One ACLU client, Abdullah al-Kidd, an American citizen who converted to Islam while he was in college, was arrested as a “material witness” when government agents lacked probable cause to charge him with any crime. He was detained under abysmal conditions for over two weeks and had his life derailed, but he was never called to testify at any proceeding. And the trial at which he was supposedly wanted to testify was a prosecution of a graduate student al-Kidd had known, for the crime of posting links on a website. (An Idaho jury, getting a crash course in the First Amendment at the trial, acquitted that student of terrorism charges.) Evidently, al-Kidd was deemed guilty by association with someone who wasn’t even guilty.

That story received coverage in the news when the Supreme Court heard al-Kidd’s case — and decided that the Attorney General should be immune from the lawsuit al-Kidd brought in the hope that no one else would have to suffer what he suffered. Less well-known is the story of Roya Rahmani, an Iranian refugee who was granted political asylum in the United States after finally being released from an Iranian jail where she was harshly punished for the crime of supporting a pro-democracy group. The United States then prosecuted her for supporting the same group, and she was not permitted to argue to a jury that this organization was wrongly designated as a terrorist group by the U.S., for political reasons.

But this stressful decade has created heroes as well as victims. The ACLU staff could not have litigated the constitutionality of National Security Letters (an information gathering technique available to the FBI and other agencies to use on their own initiative, without any court review) or the gag orders accompanying these demands without our clients. Two courageous internet service providers and four Connecticut librarians came to the ACLU because they were outraged at being commandeered as government agents and prohibited even from testifying before Congress about their experiences.

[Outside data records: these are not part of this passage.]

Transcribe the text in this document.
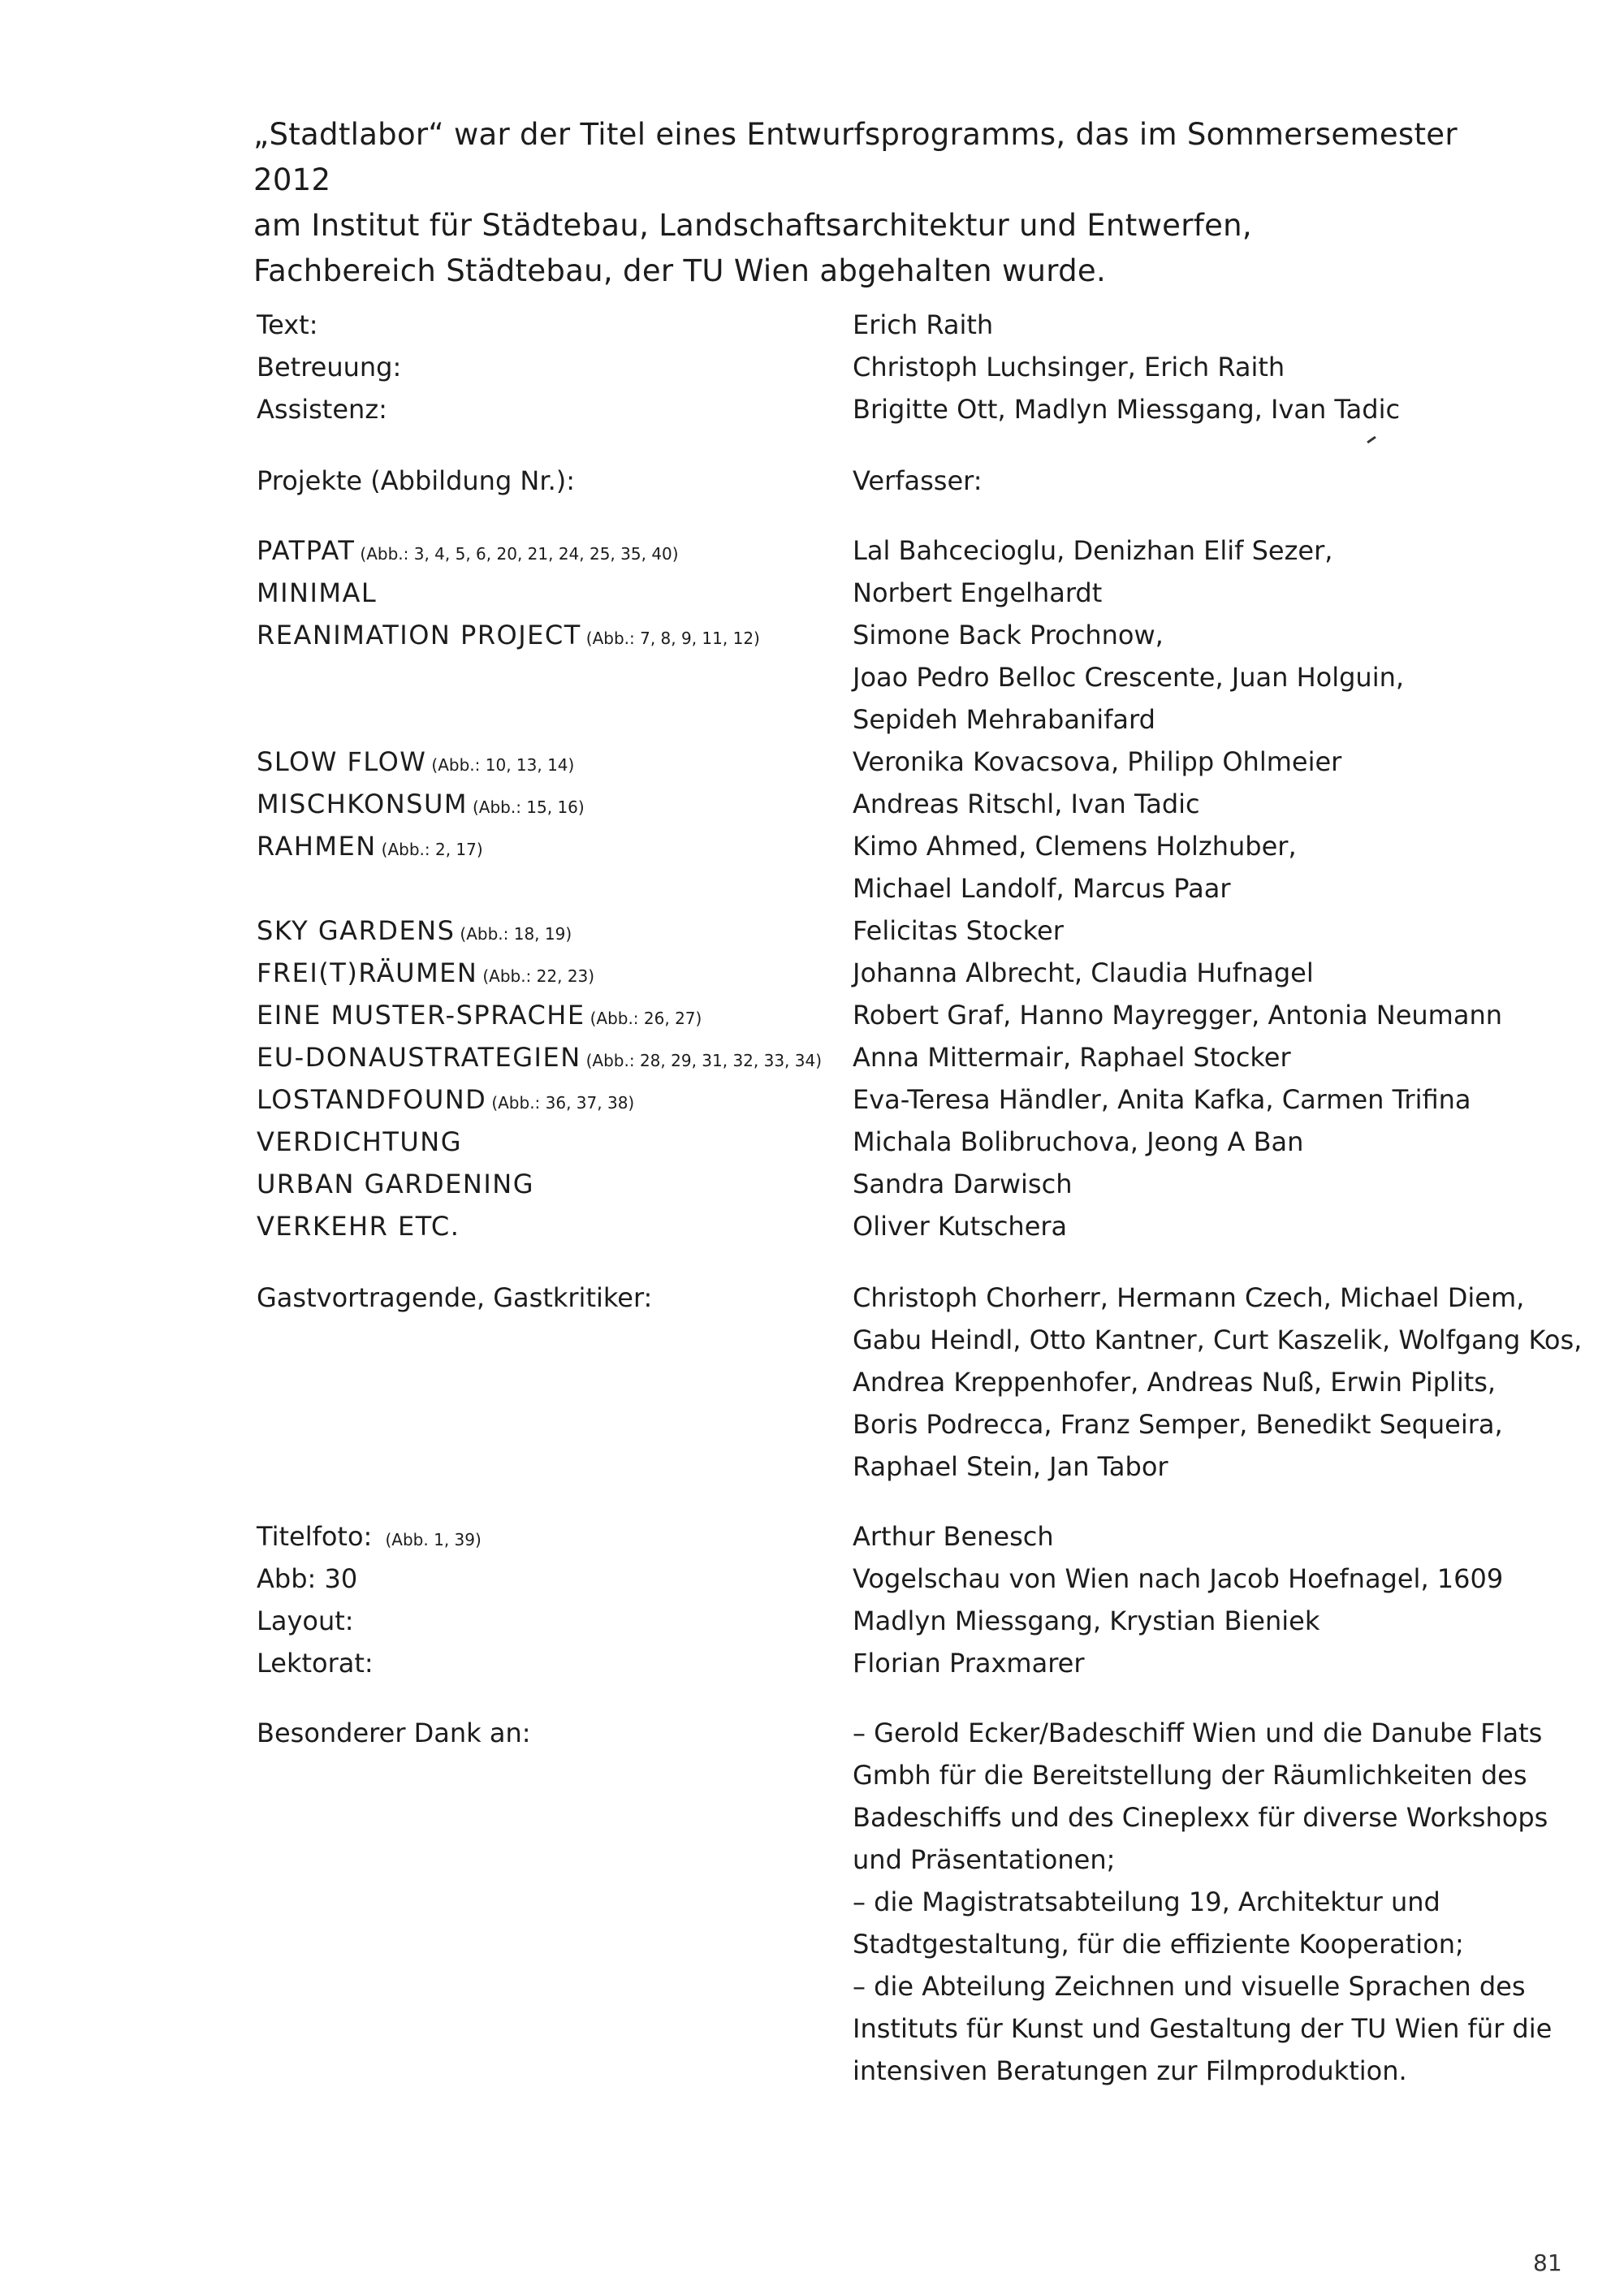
„Stadtlabor“ war der Titel eines Entwurfsprogramms, das im Sommersemester 2012

am Institut für Städtebau, Landschaftsarchitektur und Entwerfen,

Fachbereich Städtebau, der TU Wien abgehalten wurde.

Text:	Erich Raith
Betreuung:	Christoph Luchsinger, Erich Raith
Assistenz:	Brigitte Ott, Madlyn Miessgang, Ivan Tadic
Projekte (Abbildung Nr.):	Verfasser:
PATPAT (Abb.: 3, 4, 5, 6, 20, 21, 24, 25, 35, 40)	Lal Bahcecioglu, Denizhan Elif Sezer,
MINIMAL	Norbert Engelhardt
REANIMATION PROJECT (Abb.: 7, 8, 9, 11, 12)	Simone Back Prochnow,
Joao Pedro Belloc Crescente, Juan Holguin,
Sepideh Mehrabanifard
SLOW FLOW (Abb.: 10, 13, 14)	Veronika Kovacsova, Philipp Ohlmeier
MISCHKONSUM (Abb.: 15, 16)	Andreas Ritschl, Ivan Tadic
RAHMEN (Abb.: 2, 17)	Kimo Ahmed, Clemens Holzhuber,
Michael Landolf, Marcus Paar
SKY GARDENS (Abb.: 18, 19)	Felicitas Stocker
FREI(T)RÄUMEN (Abb.: 22, 23)	Johanna Albrecht, Claudia Hufnagel
EINE MUSTER-SPRACHE (Abb.: 26, 27)	Robert Graf, Hanno Mayregger, Antonia Neumann
EU-DONAUSTRATEGIEN (Abb.: 28, 29, 31, 32, 33, 34) Anna Mittermair, Raphael Stocker
LOSTANDFOUND (Abb.: 36, 37, 38)	Eva-Teresa Händler, Anita Kafka, Carmen Trifina
VERDICHTUNG	Michala Bolibruchova, Jeong A Ban
URBAN GARDENING	Sandra Darwisch
VERKEHR ETC.	Oliver Kutschera
Gastvortragende, Gastkritiker:	Christoph Chorherr, Hermann Czech, Michael Diem,

Gabu Heindl, Otto Kantner, Curt Kaszelik, Wolfgang Kos,

Andrea Kreppenhofer, Andreas Nuß, Erwin Piplits,

Boris Podrecca, Franz Semper, Benedikt Sequeira,

Raphael Stein, Jan Tabor

Titelfoto: (Abb. 1, 39)	Arthur Benesch
Abb: 30	Vogelschau von Wien nach Jacob Hoefnagel, 1609
Layout:	Madlyn Miessgang, Krystian Bieniek
Lektorat:	Florian Praxmarer
Besonderer Dank an:	– Gerold Ecker/Badeschiff Wien und die Danube Flats

Gmbh für die Bereitstellung der Räumlichkeiten des

Badeschiffs und des Cineplexx für diverse Workshops

und Präsentationen;

– die Magistratsabteilung 19, Architektur und

Stadtgestaltung, für die effiziente Kooperation;

– die Abteilung Zeichnen und visuelle Sprachen des

Instituts für Kunst und Gestaltung der TU Wien für die

intensiven Beratungen zur Filmproduktion.

81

My book tells what they suffered during contentious litigation lasting, in the case of one of these John Does, for over six years.

As we observe the tenth anniversary of 9/11, we at the ACLU recommit ourselves to educating the public about the costs of the “War on Terror,” and we urge everyone to do the job the Constitution confers on ordinary Americans — to ask questions about what is being done in our names and to work with us to restore our rights to liberty, privacy, due process, and equal protection.